50 CentTaco Bell has filed a recent countersuit against 50 Cent, who filed his own suit in July that claimed the fast food giant used his likeness in a hip-hop themed ad campaign without his permission and without paying him.

In papers obtained by TMZ, the fast-food chain is calling his previously filed federal lawsuit, another attempt to “burnish his gangsta rapper persona by distorting beyond all recognition a bona fide, good faith offer.”

The suit claims that 50 (real name: Curtis Jackson) has used his “colorful” past to cultivate an image of “belligerence and arrogance,” and says he has a “well-publicized track record for making threats, starting feuds and filing lawsuits,” while also painting himself as a charitable person who gives back to his community.

Taco Bell argues that their offer to donate $10,000 to the charity of 50’s choice and give the restaurant’s patrons free food if 50 showed up at any Taco Bell restaurant and “rapped an order in the drive thru using the name 79 Cent, 89 Cent or 99 Cent,” was made in earnest.

The legal action taken on both sides stems from a fake open letter sent out by Taco Bell Corp. asking 50 Cent to change his name for one day to 79 Cent, 89 Cent or 99 Cent to help publicize its value menu.

The suit claims that the “humorous but sincere” letter it sent to 50 had an obvious “jovial spirit,” but with a serious underlying offer.

“The challenge — asking Jackson to temporarily change his name … for charity — was a soft ridicule and good-natured lampoon of the rapper’s moniker, 50 Cent, and his public image as a gangsta rapper,” the suit reads.

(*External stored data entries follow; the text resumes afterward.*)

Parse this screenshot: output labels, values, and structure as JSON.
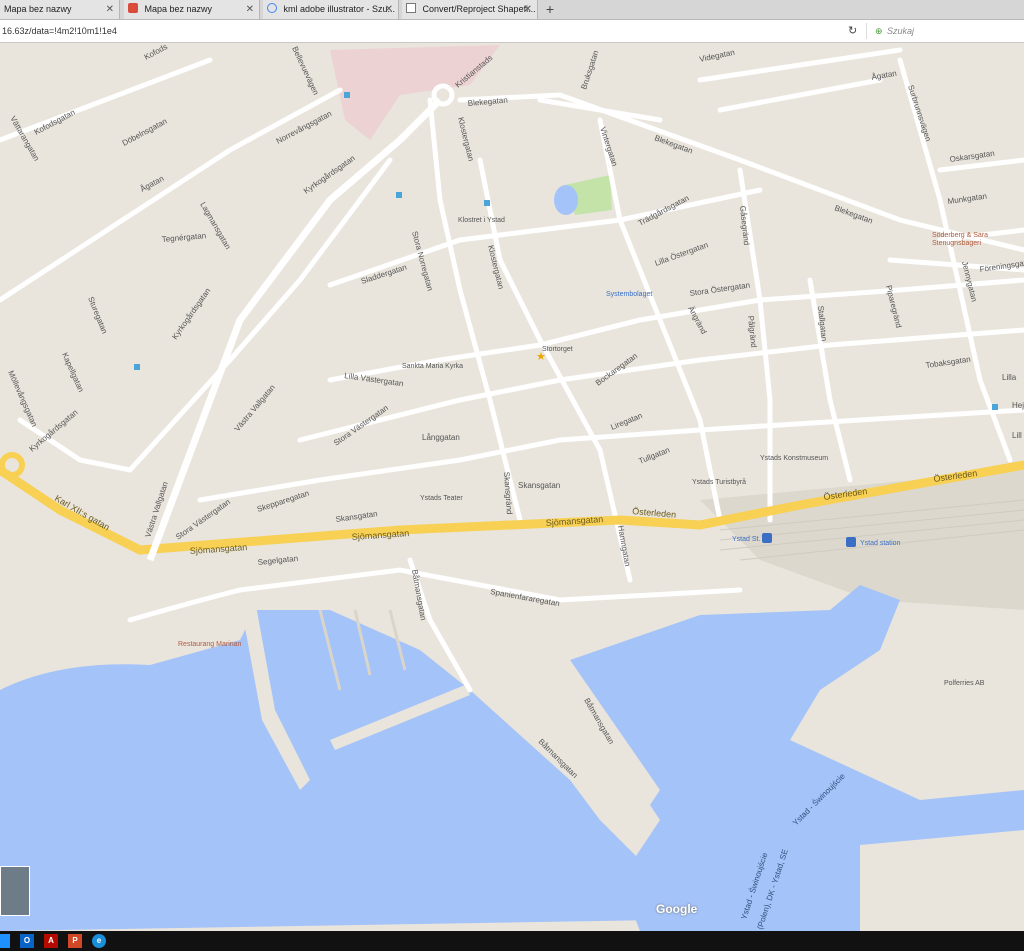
{
  "browser": {
    "tabs": [
      {
        "label": "Mapa bez nazwy",
        "icon": "blank-page-icon"
      },
      {
        "label": "Mapa bez nazwy",
        "icon": "maps-pin-icon"
      },
      {
        "label": "kml adobe illustrator - Szu...",
        "icon": "google-g-icon"
      },
      {
        "label": "Convert/Reproject Shapefi...",
        "icon": "page-icon"
      }
    ],
    "close_glyph": "✕",
    "new_tab_glyph": "+",
    "url": "16.63z/data=!4m2!10m1!1e4",
    "reload_glyph": "↻",
    "search_placeholder": "Szukaj"
  },
  "map": {
    "streets": {
      "kristianstads": "Kristianstads",
      "videgatan": "Videgatan",
      "kofodsgatan": "Kofodsgatan",
      "kofods": "Kofods",
      "ellevuevagen": "Bellevuevägen",
      "bruksgatan": "Bruksgatan",
      "agatan_n": "Ågatan",
      "surbrunnsvagen": "Surbrunnsvägen",
      "blekegatan_w": "Blekegatan",
      "blekegatan_c": "Blekegatan",
      "blekegatan_e": "Blekegatan",
      "vattarangatan": "Vättarangatan",
      "dobelnsgatan": "Döbelnsgatan",
      "norrevangsgatan": "Norrevångsgatan",
      "klostergatan": "Klostergatan",
      "vintergatan": "Vintergatan",
      "oskarsgatan": "Oskarsgatan",
      "kyrkogardsgatan_n": "Kyrkogårdsgatan",
      "agatan_w": "Ågatan",
      "munkgatan": "Munkgatan",
      "lagmansgatan": "Lagmansgatan",
      "tradgardsgatan": "Trädgårdsgatan",
      "gasegrand": "Gåsegränd",
      "tegnergatan": "Tegnérgatan",
      "stora_norregatan": "Stora Norregatan",
      "klostergatan_s": "Klostergatan",
      "lilla_ostergatan": "Lilla Östergatan",
      "jennygatan": "Jennygatan",
      "foreningsgatan": "Föreningsgat",
      "sladdergatan": "Sladdergatan",
      "stora_ostergatan": "Stora Östergatan",
      "piparegrand": "Piparegränd",
      "sturegatan": "Sturegatan",
      "kyrkogardsgatan_m": "Kyrkogårdsgatan",
      "angrand": "Ängränd",
      "palgrand": "Pålgränd",
      "stallgatan": "Stallgatan",
      "kapellgatan": "Kapellgatan",
      "mollevangsgatan": "Möllevångsgatan",
      "bockaregatan": "Bockaregatan",
      "tobaksgatan": "Tobaksgatan",
      "lilla_vastergatan": "Lilla Västergatan",
      "lilla_e": "Lilla",
      "lilla_e2": "Lill",
      "hej": "Hej",
      "vastra_vallgatan": "Västra Vallgatan",
      "kyrkogardsgatan_s": "Kyrkogårdsgatan",
      "stora_vastergatan": "Stora Västergatan",
      "liregatan": "Liregatan",
      "langgatan": "Långgatan",
      "tullgatan": "Tullgatan",
      "skansgatan_e": "Skansgatan",
      "skansgrand": "Skansgränd",
      "osterleden_e": "Österleden",
      "osterleden_e2": "Österleden",
      "karl_xii": "Karl XII:s gatan",
      "vastra_vallgatan_s": "Västra Vallgatan",
      "skepparegatan": "Skepparegatan",
      "stora_vastergatan_s": "Stora Västergatan",
      "skansgatan_w": "Skansgatan",
      "osterleden_c": "Österleden",
      "sjomansgatan_c": "Sjömansgatan",
      "hamngatan": "Hamngatan",
      "sjomansgatan_m": "Sjömansgatan",
      "sjomansgatan_w": "Sjömansgatan",
      "segelgatan": "Segelgatan",
      "batmansgatan_n": "Båtmansgatan",
      "spanienfararegatan": "Spanienfararegatan",
      "batmansgatan_c": "Båtmansgatan",
      "batmansgatan_s": "Båtmansgatan"
    },
    "pois": {
      "klostret": "Klostret i Ystad",
      "soderberg": "Söderberg & Sara",
      "stenugnsbageri": "Stenugnsbageri",
      "systembolaget": "Systembolaget",
      "stortorget": "Stortorget",
      "sankta_maria": "Sankta Maria Kyrka",
      "konstmuseum": "Ystads Konstmuseum",
      "turistbyra": "Ystads Turistbyrå",
      "teater": "Ystads Teater",
      "ystad_st": "Ystad St.",
      "ystad_station": "Ystad station",
      "restaurang": "Restaurang Marinan",
      "polferries": "Polferries AB"
    },
    "ferry_routes": {
      "route1": "Ystad - Świnoujście",
      "route2": "Ystad - Świnoujście",
      "route3": "(Polen), DK - Ystad, SE"
    },
    "attribution": "Google",
    "colors": {
      "land": "#e9e5dc",
      "road": "#ffffff",
      "highway": "#f7d054",
      "water": "#a4c3f8",
      "park": "#c3e3a9",
      "hospital": "#ecd2d2",
      "port": "#d9d5cb"
    }
  },
  "taskbar": {
    "items": [
      {
        "label": "",
        "icon": "windows-start-icon"
      },
      {
        "label": "O",
        "icon": "outlook-icon"
      },
      {
        "label": "A",
        "icon": "acrobat-icon"
      },
      {
        "label": "P",
        "icon": "powerpoint-icon"
      },
      {
        "label": "e",
        "icon": "internet-explorer-icon"
      }
    ]
  }
}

They also claim the letter from Taco Bell’s president was not used in ads, that 50’s name was never used in an ad campaign, and that “celebrity challenges are notable and newsworthy and reported in the media.”

In a statement given to MTV this week, Fiddy’s attorney, Peter Raymond, said: “Mr. Jackson filed this lawsuit to protect his valuable trademark and privacy rights against infringers like Taco Bell, who seek to make money using his name without his permission. Mr. Jackson intends to demonstrate that Taco Bell and its affiliated companies have used this same infringing tactic before by issuing press releases using other celebrities’ names, such as Rihanna, Chris Brown, Fergie and Paris Hilton. Mr. Jackson believes that Taco Bell needs to be stopped. With this recent court filing, Taco Bell has not only misappropriated Mr. Jackson’s name, but they have now defamed his character in a desperate attempt to defend their improper actions. Mr. Jackson intends to vigorously pursue this case.”